With the state about to open the Leatherman Terminal, the US Maritime Association (USMX), whose members include shipping container carriers, sent the SCSPA a letter informing the SCSPA that USMX’s collective bargaining agreement with the ILA could potentially prohibit USMX members from using the Leatherman terminal because some of the work there was done by state employees rather than union members. The ILA demanded that the SCSPA hand over all jobs at the Leatherman Terminal to union members. SCSPA insisted on continuing to use the working model that SCSPA had successfully used for 50 years.
Less than two weeks after the first ship docked at the Leatherman Terminal in April 2021, ILA sued USMX and the shipping company in a New Jersey state court for $300 million. Other shipping companies soon demanded that their ships call at other SCSPA terminals for fear of also being sued by the ILA.
SCSPA and the state, along with USMX, filed an unfair labor conditions lawsuit with the NLRB, alleging that the New Jersey lawsuit violated several provisions of federal labor law because the ILA sought to attract rather than retain union jobs and because she was aiming for such an illegal, secondary goal that goes beyond exerting pressure on the other party to the collective agreement.
The administrative law judge ruled in favor of the SCSPA and ordered the ILA to drop the New Jersey lawsuit, but a divided NLRB panel overturned that decision. The SCSPA appealed the decision to the Fourth Circuit.

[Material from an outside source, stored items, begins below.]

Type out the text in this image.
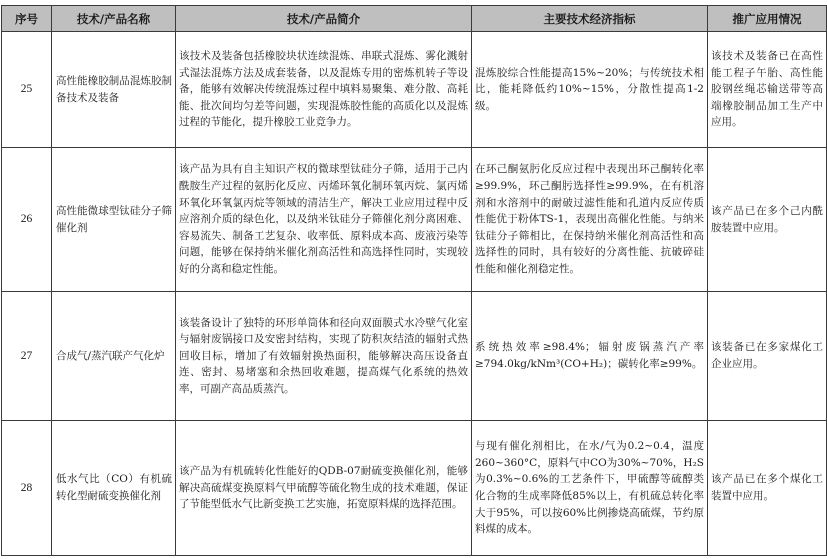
序号	技术/产品名称	技术/产品简介	主要技术经济指标	推广应用情况
25	高性能橡胶制品混炼胶制备技术及装备	该技术及装备包括橡胶块状连续混炼、串联式混炼、雾化溅射式湿法混炼方法及成套装备，以及混炼专用的密炼机转子等设备，能够有效解决传统混炼过程中填料易聚集、难分散、高耗能、批次间均匀差等问题，实现混炼胶性能的高质化以及混炼过程的节能化，提升橡胶工业竞争力。	混炼胶综合性能提高15%~20%；与传统技术相比，能耗降低约10%~15%，分散性提高1-2级。	该技术及装备已在高性能工程子午胎、高性能胶钢丝绳芯输送带等高端橡胶制品加工生产中应用。
26	高性能微球型钛硅分子筛催化剂	该产品为具有自主知识产权的微球型钛硅分子筛，适用于己内酰胺生产过程的氨肟化反应、丙烯环氧化制环氧丙烷、氯丙烯环氧化环氧氯丙烷等领域的清洁生产，解决工业应用过程中反应溶剂介质的绿色化，以及纳米钛硅分子筛催化剂分离困难、容易流失、制备工艺复杂、收率低、原料成本高、废液污染等问题，能够在保持纳米催化剂高活性和高选择性同时，实现较好的分离和稳定性能。	在环己酮氨肟化反应过程中表现出环己酮转化率≥99.9%，环己酮肟选择性≥99.9%，在有机溶剂和水溶剂中的耐破过滤性能和孔道内反应传质性能优于粉体TS-1，表现出高催化性能。与纳米钛硅分子筛相比，在保持纳米催化剂高活性和高选择性的同时，具有较好的分离性能、抗破碎硅性能和催化剂稳定性。	该产品已在多个己内酰胺装置中应用。
27	合成气/蒸汽联产气化炉	该装备设计了独特的环形单筒体和径向双面膜式水冷壁气化室与辐射废锅接口及安密封结构，实现了防积灰结渣的辐射式热回收目标，增加了有效辐射换热面积，能够解决高压设备直连、密封、易堵塞和余热回收难题，提高煤气化系统的热效率，可副产高品质蒸汽。	系统热效率≥98.4%；辐射废锅蒸汽产率≥794.0kg/kNm³(CO+H₂)；碳转化率≥99%。	该装备已在多家煤化工企业应用。
28	低水气比（CO）有机硫转化型耐硫变换催化剂	该产品为有机硫转化性能好的QDB-07耐硫变换催化剂，能够解决高硫煤变换原料气甲硫醇等硫化物生成的技术难题，保证了节能型低水气比新变换工艺实施，拓宽原料煤的选择范围。	与现有催化剂相比，在水/气为0.2~0.4，温度260~360°C，原料气中CO为30%~70%，H₂S为0.3%~0.6%的工艺条件下，甲硫醇等硫醇类化合物的生成率降低85%以上，有机硫总转化率大于95%，可以按60%比例掺烧高硫煤，节约原料煤的成本。	该产品已在多个煤化工装置中应用。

On April 7, 2023, Governor McMaster’s attorney filed an amicus curiae (or “friend of the court”) brief in support of the SCSPA.
On June 6, 2023, the Fourth Circuit heard oral arguments in SC State Ports Authority v. NLRB in Baltimore, Maryland.

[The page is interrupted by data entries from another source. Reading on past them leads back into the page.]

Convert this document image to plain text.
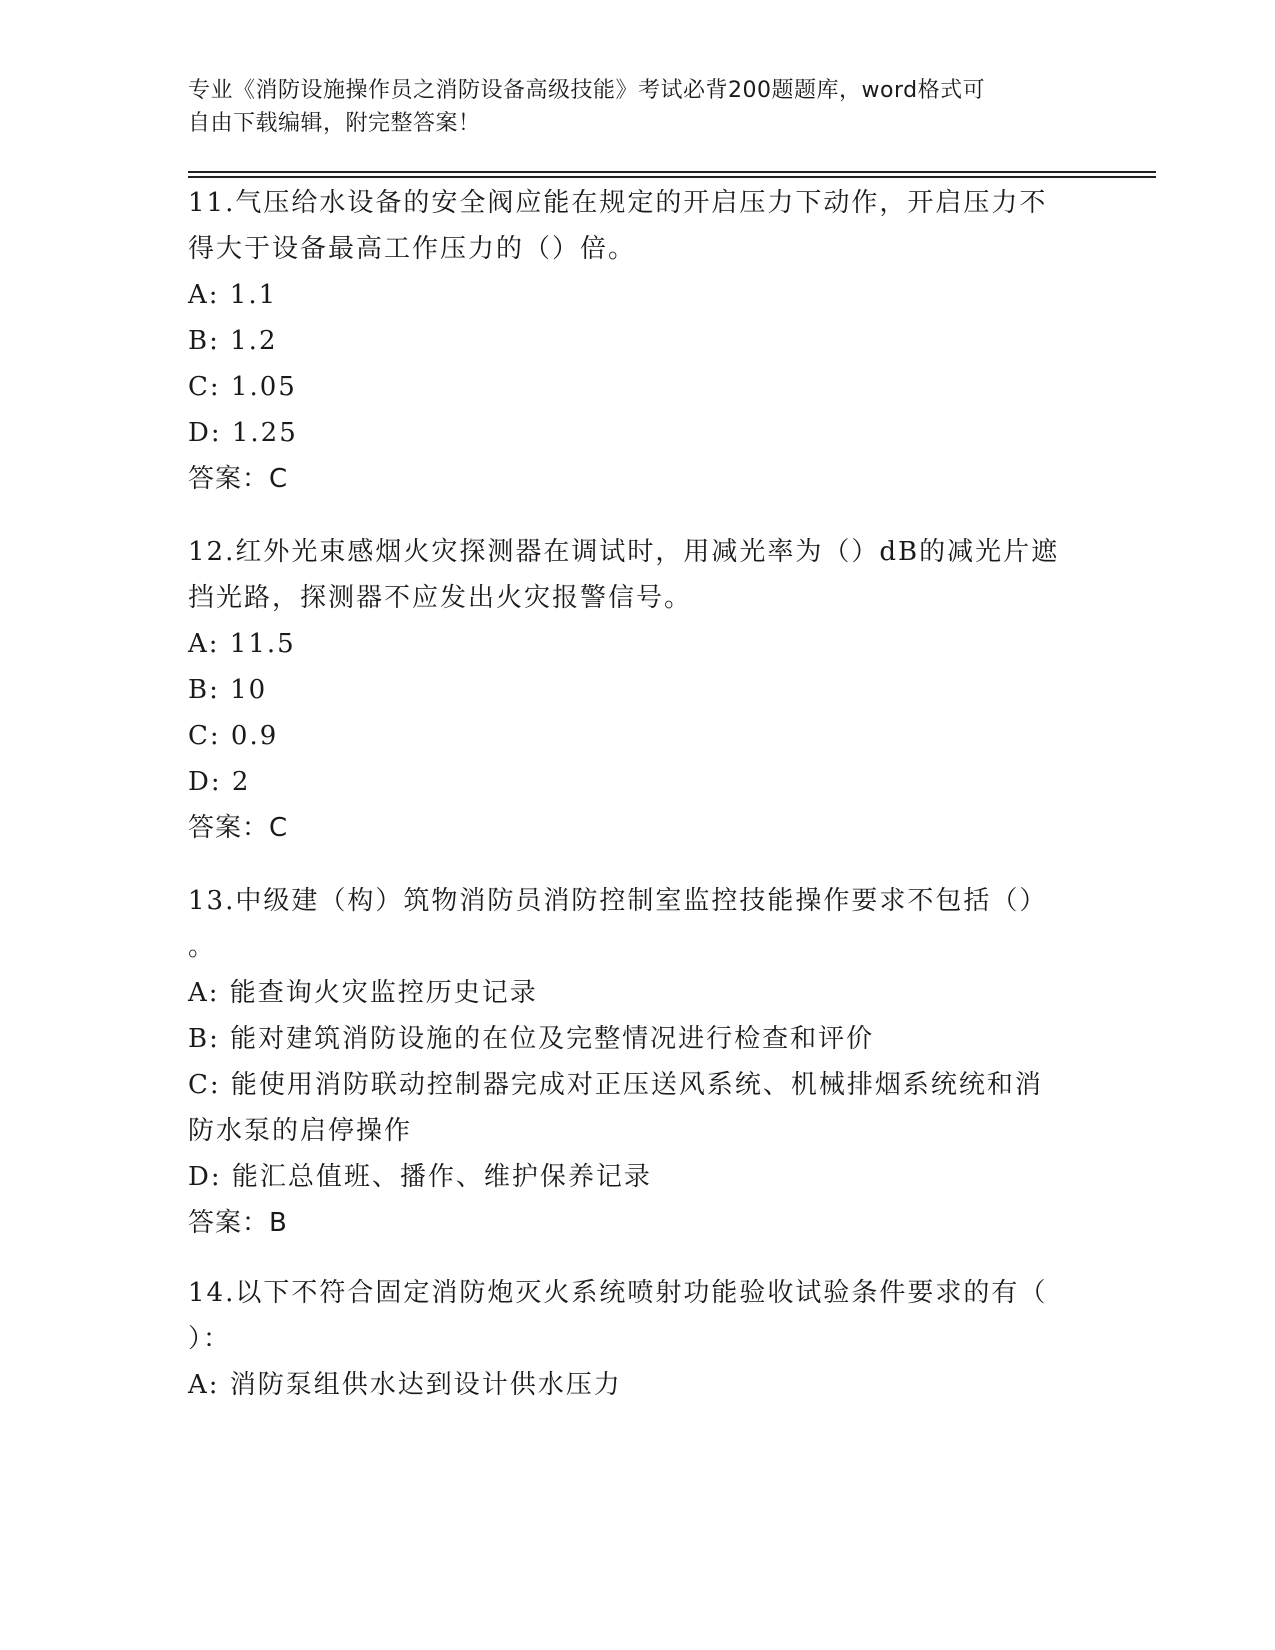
专业《消防设施操作员之消防设备高级技能》考试必背200题题库，word格式可
自由下载编辑，附完整答案！
11.气压给水设备的安全阀应能在规定的开启压力下动作，开启压力不
得大于设备最高工作压力的（）倍。
A: 1.1
B: 1.2
C: 1.05
D: 1.25
答案：C
12.红外光束感烟火灾探测器在调试时，用减光率为（）dB的减光片遮
挡光路，探测器不应发出火灾报警信号。
A: 11.5
B: 10
C: 0.9
D: 2
答案：C
13.中级建（构）筑物消防员消防控制室监控技能操作要求不包括（）
。
A: 能查询火灾监控历史记录
B: 能对建筑消防设施的在位及完整情况进行检查和评价
C: 能使用消防联动控制器完成对正压送风系统、机械排烟系统统和消
防水泵的启停操作
D: 能汇总值班、播作、维护保养记录
答案：B
14.以下不符合固定消防炮灭火系统喷射功能验收试验条件要求的有（
）：
A: 消防泵组供水达到设计供水压力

On July 28, 2023, the Fourth Circuit issued a 2-1 ruling affirming the NLRB’s decision. The Fourth Circuit’s majority opinion held that the ILA’s actions did not constitute a secondary boycott prohibited by the National Labor Relations Act, but were instead permitted by a “job retention” exception. The dissenting judge strongly disagreed with the majority’s conclusion, insisting that the ILA could not possibly retain jobs because the ILA never operated the lifting facilities at the Port of Charleston. The dissent highlighted, among other things, comments from an ILA official who stated that the union wanted “100 percent” of the work at the Leatherman terminal and that the ILA was “interested in using up all the jobs.”
On September 25, 2023, SCSPA petitioned the U.S. Supreme Court for a writ of certiorari.

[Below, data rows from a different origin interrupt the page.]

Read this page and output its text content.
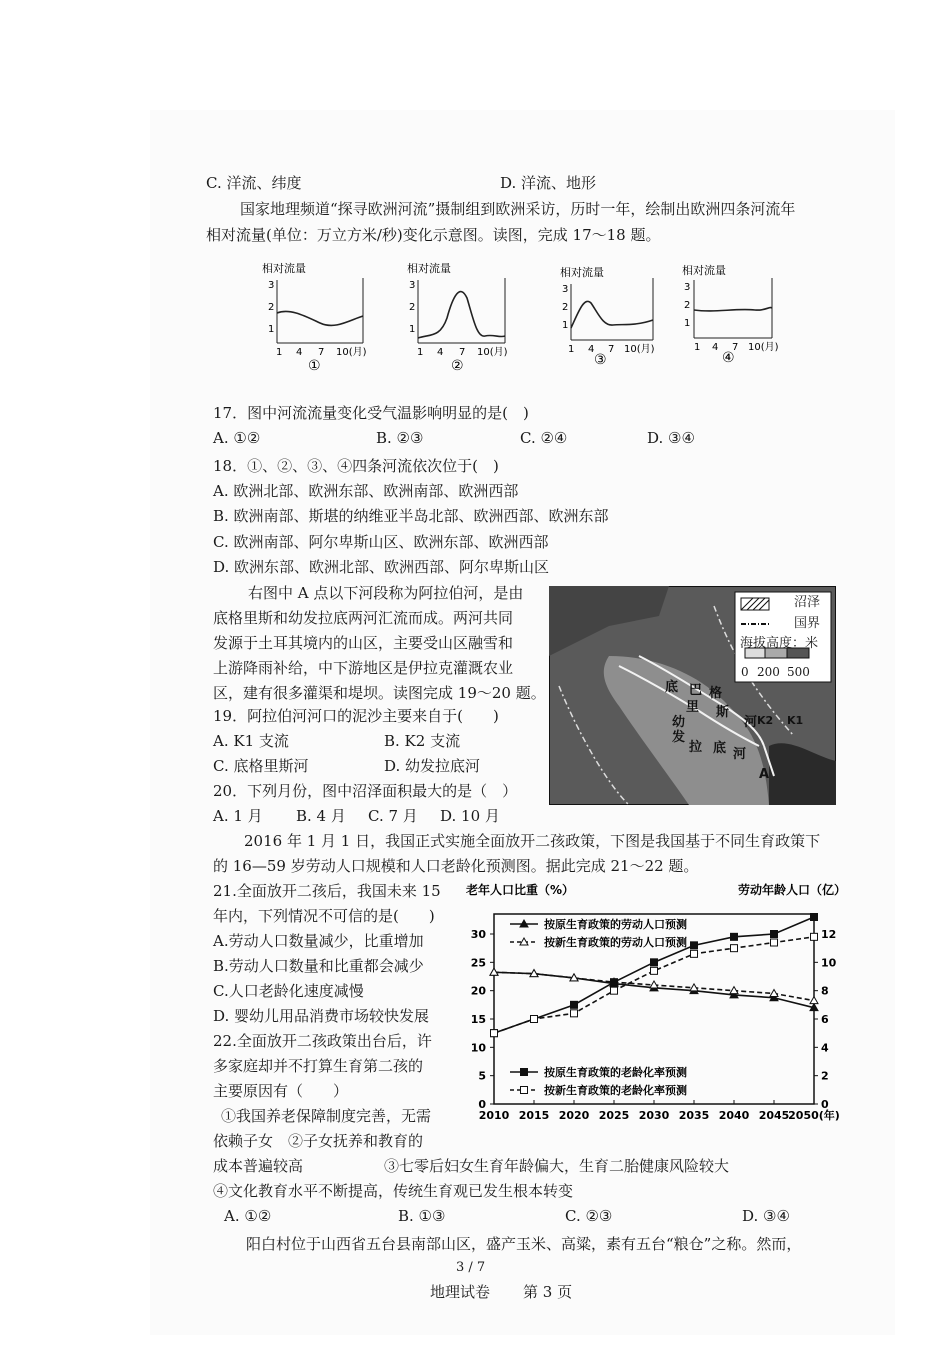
C. 洋流、纬度	D. 洋流、地形
国家地理频道“探寻欧洲河流”摄制组到欧洲采访，历时一年，绘制出欧洲四条河流年
相对流量(单位：万立方米/秒)变化示意图。读图，完成 17～18 题。
相对流量
3
2
1
1 4 7 10(月)
①
相对流量
3
2
1
1 4 7 10(月)
②
相对流量
3
2
1
1 4 7 10(月)
③
相对流量
3
2
1
1 4 7 10(月)
④
17．图中河流流量变化受气温影响明显的是(　)
A. ①②	B. ②③	C. ②④	D. ③④
18．①、②、③、④四条河流依次位于(　)
A. 欧洲北部、欧洲东部、欧洲南部、欧洲西部
B. 欧洲南部、斯堪的纳维亚半岛北部、欧洲西部、欧洲东部
C. 欧洲南部、阿尔卑斯山区、欧洲东部、欧洲西部
D. 欧洲东部、欧洲北部、欧洲西部、阿尔卑斯山区
右图中 A 点以下河段称为阿拉伯河，是由
底格里斯和幼发拉底两河汇流而成。两河共同
发源于土耳其境内的山区，主要受山区融雪和
上游降雨补给，中下游地区是伊拉克灌溉农业
区，建有很多灌渠和堤坝。读图完成 19～20 题。	底 巴 格
里 斯
河
幼
发
拉 底 河
K2 K1
A
沼泽
国界
海拔高度：米
0 200 500
19．阿拉伯河河口的泥沙主要来自于(　　)
A. K1 支流	B. K2 支流
C. 底格里斯河	D. 幼发拉底河
20．下列月份，图中沼泽面积最大的是（　）
A. 1 月 B. 4 月 C. 7 月 D. 10 月
2016 年 1 月 1 日，我国正式实施全面放开二孩政策，下图是我国基于不同生育政策下
的 16—59 岁劳动人口规模和人口老龄化预测图。据此完成 21～22 题。
21.全面放开二孩后，我国未来 15
年内，下列情况不可信的是(　　)
A.劳动人口数量减少，比重增加
B.劳动人口数量和比重都会减少
C.人口老龄化速度减慢
D. 婴幼儿用品消费市场较快发展
22.全面放开二孩政策出台后，许
多家庭却并不打算生育第二孩的
主要原因有（　　）
①我国养老保障制度完善，无需
依赖子女　②子女抚养和教育的
成本普遍较高	③七零后妇女生育年龄偏大，生育二胎健康风险较大
④文化教育水平不断提高，传统生育观已发生根本转变
A. ①②	B. ①③	C. ②③	D. ③④
老年人口比重（%）	劳动年龄人口（亿）
0
5
10
15
20
25
30
0
2
4
6
8
10
12
2010 2015 2020 2025 2030 2035 2040 2045
2050(年)
按原生育政策的劳动人口预测
按新生育政策的劳动人口预测
按原生育政策的老龄化率预测
按新生育政策的老龄化率预测
阳白村位于山西省五台县南部山区，盛产玉米、高粱，素有五台“粮仓”之称。然而，
3 / 7
地理试卷 第 3 页
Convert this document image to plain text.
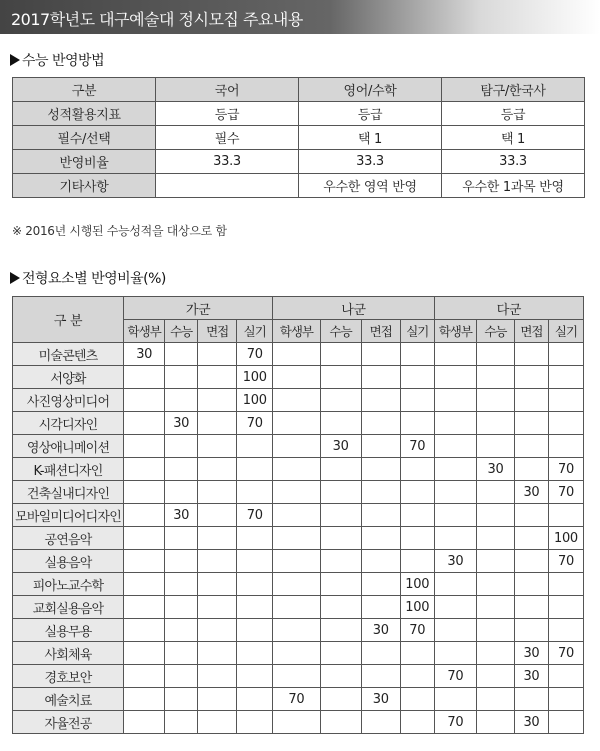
2017학년도 대구예술대 정시모집 주요내용
수능 반영방법
구분	국어	영어/수학	탐구/한국사
성적활용지표	등급	등급	등급
필수/선택	필수	택 1	택 1
반영비율	33.3	33.3	33.3
기타사항		우수한 영역 반영	우수한 1과목 반영
※ 2016년 시행된 수능성적을 대상으로 함
전형요소별 반영비율(%)
구 분	가군				나군				다군			
	학생부	수능	면접	실기	학생부	수능	면접	실기	학생부	수능	면접	실기
미술콘텐츠	30			70								
서양화				100								
사진영상미디어				100								
시각디자인		30		70								
영상애니메이션						30		70				
K-패션디자인										30		70
건축실내디자인											30	70
모바일미디어디자인		30		70								
공연음악												100
실용음악									30			70
피아노교수학								100				
교회실용음악								100				
실용무용							30	70				
사회체육											30	70
경호보안									70		30	
예술치료					70		30					
자율전공									70		30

Like the SCSPA, the GPA has historically and consistently used a hybrid work model in which state employees operate all government-owned cranes at Georgia’s ports, and Georgia recently announced similar port expansion plans that may be derailed by the ILA’s secondary boycott , unless the U.S. Supreme Court corrects the Fourth Circuit’s decision.
On October 30, 2023, Governor McMaster’s counsel, along with Governor Kemp’s counsel, filed an amici curiae (or “friend of the court”) brief on behalf of the Governors in support of SCSPA’s petition.
Governor McMaster will be represented by counsel from the Governor’s Office (Thomas A. Limehouse, Jr., Chief Legal Counsel; Wm. Grayson Lambert, Senior Litigation Counsel; Erica W. Shedd, Deputy Legal Counsel), and Governor Kemp will be represented by Executive Counsel, David B. Dove.